You Paid For It. But Is It Yours?
By far the most controversial feature of Steam, and other game distribution networks like it, is that your games are tied to an account. This is, in part, what makes Steam so useful. Because your games are tied to an account, you only need that account to gain access to your games. Should you reformat your hard-drive, you simply need to login into Steam and leave it running in the background while it downloads and re-installs your games.
However, the need for an account also raises a nasty question: do you really own the games that you buy on Steam? When you purchase a Steam game, all you are doing is downloading a copy of the game. You do not own the disk. You have no ability to resell the game at a later time if you decide you're tired of it, and you do not have the ability to lend the game to a friend at will (although some Steam games come with "guest passes" which allow limited access by a friend). The games are also tied directly to Steam, so it is impossible to play the games without Steam running. And since Steam is an online platform, this also means it is impossible to play games you've purchased if your Internet connection goes down.
Its easy to see the problem. When you buy on Steam, you're not really buying the game so much as the right to play the game. Some people may be fine with this, but I am wary. I believe consumers should retain the right to do what they please with products they've purchased, and so I view Steam's approach as problematic. Steam may say it is DRM free, but that is simply a bending of the truth. Steam games don't carry specific DRM software, but Steam itself acts as a way of managing how the player uses their games.

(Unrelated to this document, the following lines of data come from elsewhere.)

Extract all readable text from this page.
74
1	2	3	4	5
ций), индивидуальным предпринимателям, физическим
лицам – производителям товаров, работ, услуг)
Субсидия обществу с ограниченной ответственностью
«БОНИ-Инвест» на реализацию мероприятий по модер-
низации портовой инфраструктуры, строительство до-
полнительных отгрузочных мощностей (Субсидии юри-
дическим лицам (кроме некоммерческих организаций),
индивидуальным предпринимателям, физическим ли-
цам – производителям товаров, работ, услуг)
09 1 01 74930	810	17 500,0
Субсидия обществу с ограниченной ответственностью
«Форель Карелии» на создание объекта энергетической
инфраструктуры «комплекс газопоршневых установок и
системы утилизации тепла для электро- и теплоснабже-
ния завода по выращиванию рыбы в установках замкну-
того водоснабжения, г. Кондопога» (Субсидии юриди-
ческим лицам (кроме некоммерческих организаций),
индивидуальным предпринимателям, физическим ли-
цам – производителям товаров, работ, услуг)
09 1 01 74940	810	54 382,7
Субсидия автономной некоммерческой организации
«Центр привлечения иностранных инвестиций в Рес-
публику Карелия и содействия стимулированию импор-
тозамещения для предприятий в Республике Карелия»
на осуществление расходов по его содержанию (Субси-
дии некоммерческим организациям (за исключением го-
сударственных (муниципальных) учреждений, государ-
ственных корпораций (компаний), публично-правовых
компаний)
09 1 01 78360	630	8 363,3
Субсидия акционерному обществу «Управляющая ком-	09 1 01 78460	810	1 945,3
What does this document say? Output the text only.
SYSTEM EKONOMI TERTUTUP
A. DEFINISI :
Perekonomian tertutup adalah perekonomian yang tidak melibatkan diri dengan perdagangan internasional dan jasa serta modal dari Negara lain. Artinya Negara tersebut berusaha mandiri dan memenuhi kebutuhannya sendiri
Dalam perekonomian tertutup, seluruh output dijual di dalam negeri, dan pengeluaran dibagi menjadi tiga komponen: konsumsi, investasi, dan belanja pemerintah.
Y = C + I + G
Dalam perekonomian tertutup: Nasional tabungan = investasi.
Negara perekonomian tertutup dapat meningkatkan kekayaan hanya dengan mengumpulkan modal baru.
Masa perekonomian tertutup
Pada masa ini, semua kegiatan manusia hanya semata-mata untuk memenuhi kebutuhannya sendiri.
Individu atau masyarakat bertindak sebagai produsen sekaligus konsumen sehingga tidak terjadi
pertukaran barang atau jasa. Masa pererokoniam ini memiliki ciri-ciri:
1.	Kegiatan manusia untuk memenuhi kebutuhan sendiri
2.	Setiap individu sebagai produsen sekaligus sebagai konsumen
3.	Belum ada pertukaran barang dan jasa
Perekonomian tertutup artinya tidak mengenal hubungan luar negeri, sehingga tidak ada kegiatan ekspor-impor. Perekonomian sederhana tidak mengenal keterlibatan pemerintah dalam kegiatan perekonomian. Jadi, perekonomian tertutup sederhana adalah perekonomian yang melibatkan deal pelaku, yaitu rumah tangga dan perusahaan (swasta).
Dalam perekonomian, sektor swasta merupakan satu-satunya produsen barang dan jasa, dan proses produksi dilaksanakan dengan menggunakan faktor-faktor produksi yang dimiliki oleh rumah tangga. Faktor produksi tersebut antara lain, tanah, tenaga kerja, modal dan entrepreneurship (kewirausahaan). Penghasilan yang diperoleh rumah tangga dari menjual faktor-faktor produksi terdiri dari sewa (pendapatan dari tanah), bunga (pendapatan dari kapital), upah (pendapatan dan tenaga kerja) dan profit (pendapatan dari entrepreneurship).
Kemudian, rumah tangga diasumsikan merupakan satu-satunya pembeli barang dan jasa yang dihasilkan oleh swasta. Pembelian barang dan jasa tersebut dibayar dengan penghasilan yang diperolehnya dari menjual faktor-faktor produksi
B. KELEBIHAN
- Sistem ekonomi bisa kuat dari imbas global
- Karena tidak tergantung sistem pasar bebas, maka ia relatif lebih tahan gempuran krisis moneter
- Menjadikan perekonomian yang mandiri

This is important to remember before taking the plunge and buying games on Steam. Steam offers numerous games, and should you choose to start purchasing games using the Steam service, you are going to become linked to the service. There is no going back. You can't return your Steam games, you can't re-sell them. If you were to lose Internet access for some reason, or you were to tire of Steam, then tough luck. You're stuck. At first, this doesn't seem like a big deal. But if you buy, say, four big titles from Steam, then you've probably just laid down $150-$200 dollars, all of which is at risk if your ability to connect to Steam or access your Steam account is ever interrupted.